La economía desde el vaso medio lleno

Día de publicación: 2022-11-01
Por: Feliciano J. Espriella

... muchas otras personas, entre quienes me incluyo, encontramos motivos que refuerzan predicciones optimistas hacia el futuro mediato de nuestra economía, con lo que utilizando el mismo parangón, sería ver el vaso ‘medio lleno’.

En la edición de ayer me referí a las recientes noticias inesperadas y sorpresivas de un repentino incremento en el crecimiento del PIB anunciadas por el INEGI la semana pasada, las cuales, vistas desde una óptica pesimista por muchos analistas financieros opositores al régimen, son resultados fortuitos e insisten en un final de sexenio catastrófico, lo cual equiparé con quienes ante un vaso con agua hasta a la mitad, lo califican como ‘medio vacío’.

Sin embargo, muchas otras personas, entre quienes me incluyo, encontramos motivos que refuerzan predicciones optimistas hacia el futuro mediato de nuestra economía, con lo que utilizando el mismo parangón, sería ver el vaso ‘medio lleno’. En mi columna de ayer escribí:

"La semana pasada el INEGI dio a conocer datos en relación a la economía que ni los cálculos más optimistas previeron.
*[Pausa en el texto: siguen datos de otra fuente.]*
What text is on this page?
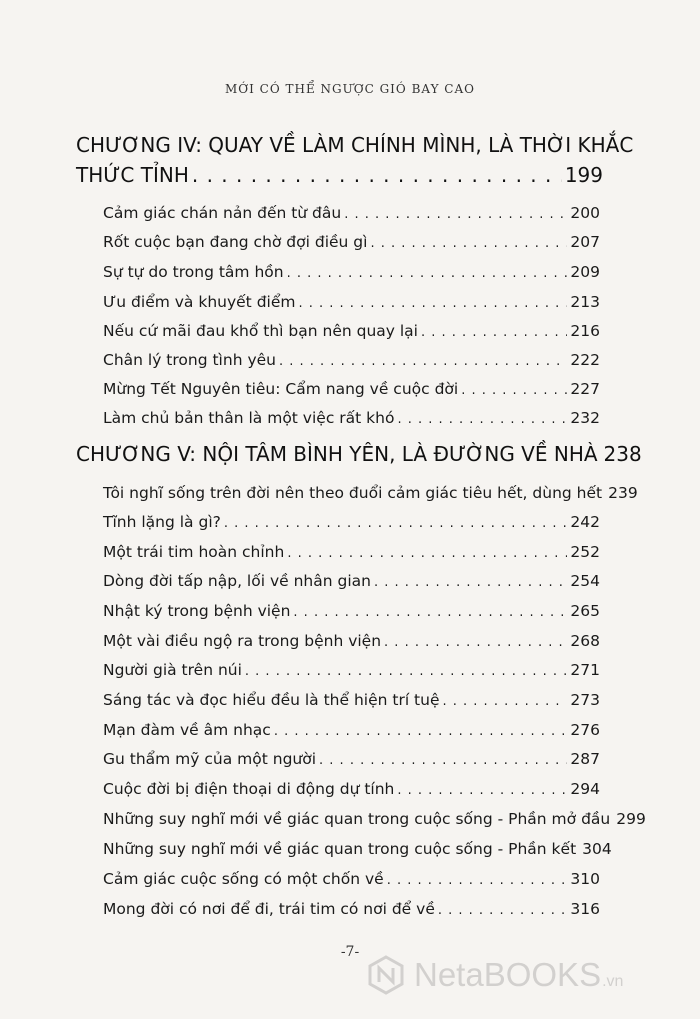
MỚI CÓ THỂ NGƯỢC GIÓ BAY CAO
CHƯƠNG IV: QUAY VỀ LÀM CHÍNH MÌNH, LÀ THỜI KHẮC
THỨC TỈNH . . .	199
Cảm giác chán nản đến từ đâu . . .	200
Rốt cuộc bạn đang chờ đợi điều gì . . .	207
Sự tự do trong tâm hồn . . .	209
Ưu điểm và khuyết điểm . . .	213
Nếu cứ mãi đau khổ thì bạn nên quay lại . . .	216
Chân lý trong tình yêu . . .	222
Mừng Tết Nguyên tiêu: Cẩm nang về cuộc đời . . .	227
Làm chủ bản thân là một việc rất khó . . .	232
CHƯƠNG V: NỘI TÂM BÌNH YÊN, LÀ ĐƯỜNG VỀ NHÀ 238
Tôi nghĩ sống trên đời nên theo đuổi cảm giác tiêu hết, dùng hết 239
Tĩnh lặng là gì? . . .	242
Một trái tim hoàn chỉnh . . .	252
Dòng đời tấp nập, lối về nhân gian . . .	254
Nhật ký trong bệnh viện . . .	265
Một vài điều ngộ ra trong bệnh viện . . .	268
Người già trên núi . . .	271
Sáng tác và đọc hiểu đều là thể hiện trí tuệ . . .	273
Mạn đàm về âm nhạc . . .	276
Gu thẩm mỹ của một người . . .	287
Cuộc đời bị điện thoại di động dự tính . . .	294
Những suy nghĩ mới về giác quan trong cuộc sống - Phần mở đầu 299
Những suy nghĩ mới về giác quan trong cuộc sống - Phần kết 304
Cảm giác cuộc sống có một chốn về . . .	310
Mong đời có nơi để đi, trái tim có nơi để về . . .	316
-7-
NetaBOOKS .vn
En su último reporte el organismo revela que el PIB creció espectacularmente (y de forma inesperada) 4.7 por ciento a tasa anual. Además, la inflación mostró una tendencia a la baja, de 8.7 por ciento en septiembre, a 8.5 en octubre.

El principal argumento de los pregoneros del vaso medio vacío es que durante el mes de agosto fabricantes de automóviles y equipo electrónico, pudieron desplazar la producción de meses anteriores que por falta de algunos componentes se había atorado y ello no volverá a ocurrir.

Es verdad, pero ese argumento sólo es válido para el crecimiento del 1 por ciento del PIB de un mes a otro, porque en el anualizado de cualquier manera se hubiera generado el mismo incremento aunque desparramado en varios meses. De hecho, en el sector industrial no hubo sorpresas, pues el resultado de un incremento del 3 por ciento, fue exactamente el mismo que se había previsto.

Fue en los sectores comercio y servicios en donde se registró un crecimiento inesperado. Se había previsto un incremento del 3.1 por ciento y resultó en realidad del 5.1 por ciento. Y fue en algunos sectores relacionados con el turismo, actividad que ya presenta síntomas de una fuerte recuperación con niveles incluso superiores a los anteriores a la pandemia, y que como está sucediendo en la mayor parte de los destinos turísticos del planeta, no sólo se está experimentando una tendencia alcista en el número de viajeros por placer, sino que además se ha elevado sustancialmente el gasto promedio por turista. En México, el turista está gastando en promedio 20 por ciento más de lo que gastaba en la prepandemia.

La actividad turística en México está experimentando un fuerte dinamismo que corroboran los resultados en materia económica. Hay algunos sectores que presentaron en el último informe del INEGI saltos espectaculares. Por ejemplo, el de hoteles y restaurantes tuvo un incremento del 23 por ciento a tasa anual en relación al mismo período del 2021 y del 5 por ciento en agosto respecto a julio.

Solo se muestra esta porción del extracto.